The social capital, measured through civic participation, defined as any associative affiliation, was also a predictive variable of HSB. It explores individuals’ inter-relationships within social systems, cultural norms and system constraints, and interprets their behaviours as a product of these relationships rather than something exclusively intrinsic to the individual [
4,
49].
Strengths and limitations
To our knowledge, this is the first study testing the MacArthur Scale, and that uses subjective measures to capture SES in Angola. SSS is an increasingly utilised measure in social and epidemiological studies, and there are several advantages for using it instead or complementing objective measures of SES. The MacArthur Scale is of ease use and was developed to capture the common sense of social status based on usual SES indicators [
81]. The abstract structure of the question facilitates comparisons between studies conducted in different populations [
20] and its use in research worldwide [
22,
29,
46,
66] had proved the association between SSS and several health outcomes, usually over and above the influence of OSS measures [
20,
81]. Therefore, this study contributes to the literature on health determinants in Angola by introducing a more robust indicator of SES.

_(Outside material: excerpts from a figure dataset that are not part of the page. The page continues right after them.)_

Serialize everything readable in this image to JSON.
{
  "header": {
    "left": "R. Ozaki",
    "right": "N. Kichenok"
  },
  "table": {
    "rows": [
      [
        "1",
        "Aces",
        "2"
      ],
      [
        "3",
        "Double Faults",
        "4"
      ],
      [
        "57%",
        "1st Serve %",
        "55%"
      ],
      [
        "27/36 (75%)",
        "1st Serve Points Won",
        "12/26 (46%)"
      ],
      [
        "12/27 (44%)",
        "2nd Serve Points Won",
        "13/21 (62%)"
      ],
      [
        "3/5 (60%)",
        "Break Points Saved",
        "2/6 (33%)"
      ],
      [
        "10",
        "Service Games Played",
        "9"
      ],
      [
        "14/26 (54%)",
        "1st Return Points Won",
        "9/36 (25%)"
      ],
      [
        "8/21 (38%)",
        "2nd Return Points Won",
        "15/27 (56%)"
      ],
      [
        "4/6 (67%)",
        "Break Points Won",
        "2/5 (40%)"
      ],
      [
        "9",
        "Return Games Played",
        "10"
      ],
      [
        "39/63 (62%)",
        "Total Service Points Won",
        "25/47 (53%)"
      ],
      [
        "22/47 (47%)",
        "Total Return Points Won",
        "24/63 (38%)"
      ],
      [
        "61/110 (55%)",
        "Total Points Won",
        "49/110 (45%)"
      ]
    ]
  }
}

It is noteworthy that this study has some limitations. The data regarding health is based exclusively on self-reported data. Future investigation should assess participants’ current health objectively, to understand the impact of SES, and, in particular, SSS, in the health of the population. Another limitation is the homogeneity of the sampled population. The use of SSS measures with proximal referent groups may not fully capture the impact of the perceived hierarchical rank [
21], since that the Dande population may share similar cultural and social ways of living, reflected on health and illness experiences [
71]. Further research with a more heterogeneous population in Angola is needed to understand how the effects of SES reflect across health outcomes, i.e., greater social and cultural variation may produce a higher level of inequality in reported health needs and health-seeking behaviour.
Finally, it is worth noting that the data used in this research were collected in 2015, so the patterns and trends in the relationship between objective and subjective measures of SES, the reported health needs, and the HSB may have changed. However, this does not alter the viability of using the MacArthur Scale as an appropriate tool to measure SSS in future research to assess its influence on health outcomes.